Era muy cierto. Como Phyllida no alcanzaba hasta los sombreros, él hizo las veces de ayudante y se los iba entregando, uno a uno. Ella lo tomaba, lo observaba y sacudía la cabeza antes de devolvérselo. Con la luz de la luna todos los sombreros se veían del mismo color: marrón.

Poco a poco, fueron avanzando a lo largo del anaquel. Con un suspiro, Phyllida devolvió el último sombrero negando con la cabeza. Él lo estaba colocando en su sitio cuando oyeron un ruido que no era golpe ni chasquido.

Se quedaron inmóviles. Ella lo miró y él le indicó silencio llevándose el índice a los labios, antes de volverse.

El dormitorio tenía dos puertas, la que habían utilizado ellos para entrar, próxima a la pared del vestidor, y otra que daba a la habitación de al lado, seguramente un cuarto de estar. El ruido debía de haberlo producido alguien que se acercaba por el pasillo. ¿Habría entrado alguien por el lado de la sala de estar? ¿Cedric? Era bastante improbable que un anfitrión se ausentara del salón, aunque si era el asesino no cabía descartarlo.

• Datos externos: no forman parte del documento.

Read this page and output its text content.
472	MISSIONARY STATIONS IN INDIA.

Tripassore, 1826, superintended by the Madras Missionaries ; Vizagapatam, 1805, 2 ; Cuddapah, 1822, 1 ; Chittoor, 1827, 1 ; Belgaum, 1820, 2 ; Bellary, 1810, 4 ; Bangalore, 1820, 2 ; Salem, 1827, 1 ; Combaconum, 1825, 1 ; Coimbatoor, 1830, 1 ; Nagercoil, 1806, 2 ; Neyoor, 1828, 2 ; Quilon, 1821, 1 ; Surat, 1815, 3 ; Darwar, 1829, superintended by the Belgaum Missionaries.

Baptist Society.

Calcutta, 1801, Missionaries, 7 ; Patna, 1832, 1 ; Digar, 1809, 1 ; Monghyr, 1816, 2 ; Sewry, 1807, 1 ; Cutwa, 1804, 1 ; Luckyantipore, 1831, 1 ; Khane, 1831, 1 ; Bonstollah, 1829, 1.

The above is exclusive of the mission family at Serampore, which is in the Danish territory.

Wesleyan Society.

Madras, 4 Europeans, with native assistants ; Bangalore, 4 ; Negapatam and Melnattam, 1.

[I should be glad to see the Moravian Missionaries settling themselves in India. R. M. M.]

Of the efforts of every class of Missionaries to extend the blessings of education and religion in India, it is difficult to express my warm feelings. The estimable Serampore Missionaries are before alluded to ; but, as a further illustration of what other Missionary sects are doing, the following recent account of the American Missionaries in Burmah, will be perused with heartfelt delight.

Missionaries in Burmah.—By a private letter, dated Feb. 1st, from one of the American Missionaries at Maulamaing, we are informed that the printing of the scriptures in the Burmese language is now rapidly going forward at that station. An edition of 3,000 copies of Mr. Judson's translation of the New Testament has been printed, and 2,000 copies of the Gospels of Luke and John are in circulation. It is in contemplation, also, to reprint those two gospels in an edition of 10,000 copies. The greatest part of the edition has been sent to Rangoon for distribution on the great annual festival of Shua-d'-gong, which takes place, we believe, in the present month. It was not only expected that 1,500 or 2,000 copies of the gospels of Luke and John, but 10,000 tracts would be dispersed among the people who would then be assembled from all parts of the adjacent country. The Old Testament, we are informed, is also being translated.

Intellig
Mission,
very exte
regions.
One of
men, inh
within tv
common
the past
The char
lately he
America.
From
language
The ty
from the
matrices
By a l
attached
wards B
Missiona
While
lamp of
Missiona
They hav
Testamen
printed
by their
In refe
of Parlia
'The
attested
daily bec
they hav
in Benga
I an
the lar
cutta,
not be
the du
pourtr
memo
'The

Lucifer decidió salir al dormitorio.

Una corriente de aire acompañada de un quedo silbido lo previno, impulsándolo a agacharse. Una recia vara le golpeó el hombro izquierdo. El impacto lo hizo caer de rodillas. Haciendo acopio de fuerzas, aferrado con el brazo derecho al marco de la puerta, vio a un hombre que al amparo de las sombras se escabullía por la puerta del pasillo. Luego oyeron pasos que se alejaban a toda prisa.

—¡Por todos los santos! ¡Que se escapa! —Atrapada tras él, Phyllida se levantó las faldas para saltar por encima.

Él la agarró a media zancada y la obligó a retroceder.

—¡No!

Ella cayó encima de él.

—Pero… —Se debatió con furia, produciendo un revuelo de seda en su regazo—. ¡Podría atraparlo!

—¡O él podría atraparte a ti! —La retuvo con el brazo hasta que se calmó.

—Ah.

—Sí, ah.

Con la mandíbula apretada, la movió para que no lo aplastara con la cadera y luego trató de relajar el hombro.

—Estaba esperando —dedujo Phyllida.

—Con esto.

Lucifer tomó del suelo un bastón y lo levantó para observarlo. La empuñadura era una cabeza de león de bronce, muy pesada.

—Normalmente está en el rincón, junto a la puerta.

Phyllida miró hacia la puerta del pasillo e intentó no pensar en qué habría ocurrido si Lucifer no hubiera tenido unos reflejos tan acerados. Si no se hubiera agachado y el bastón le hubiese dado en la cabeza, podría haber muerto o perdido el conocimiento. Entonces ella habría quedado a merced del agresor. Al mirar a Lucifer, en sus ojos percibió la misma conclusión.

—Debemos regresar al salón de baile.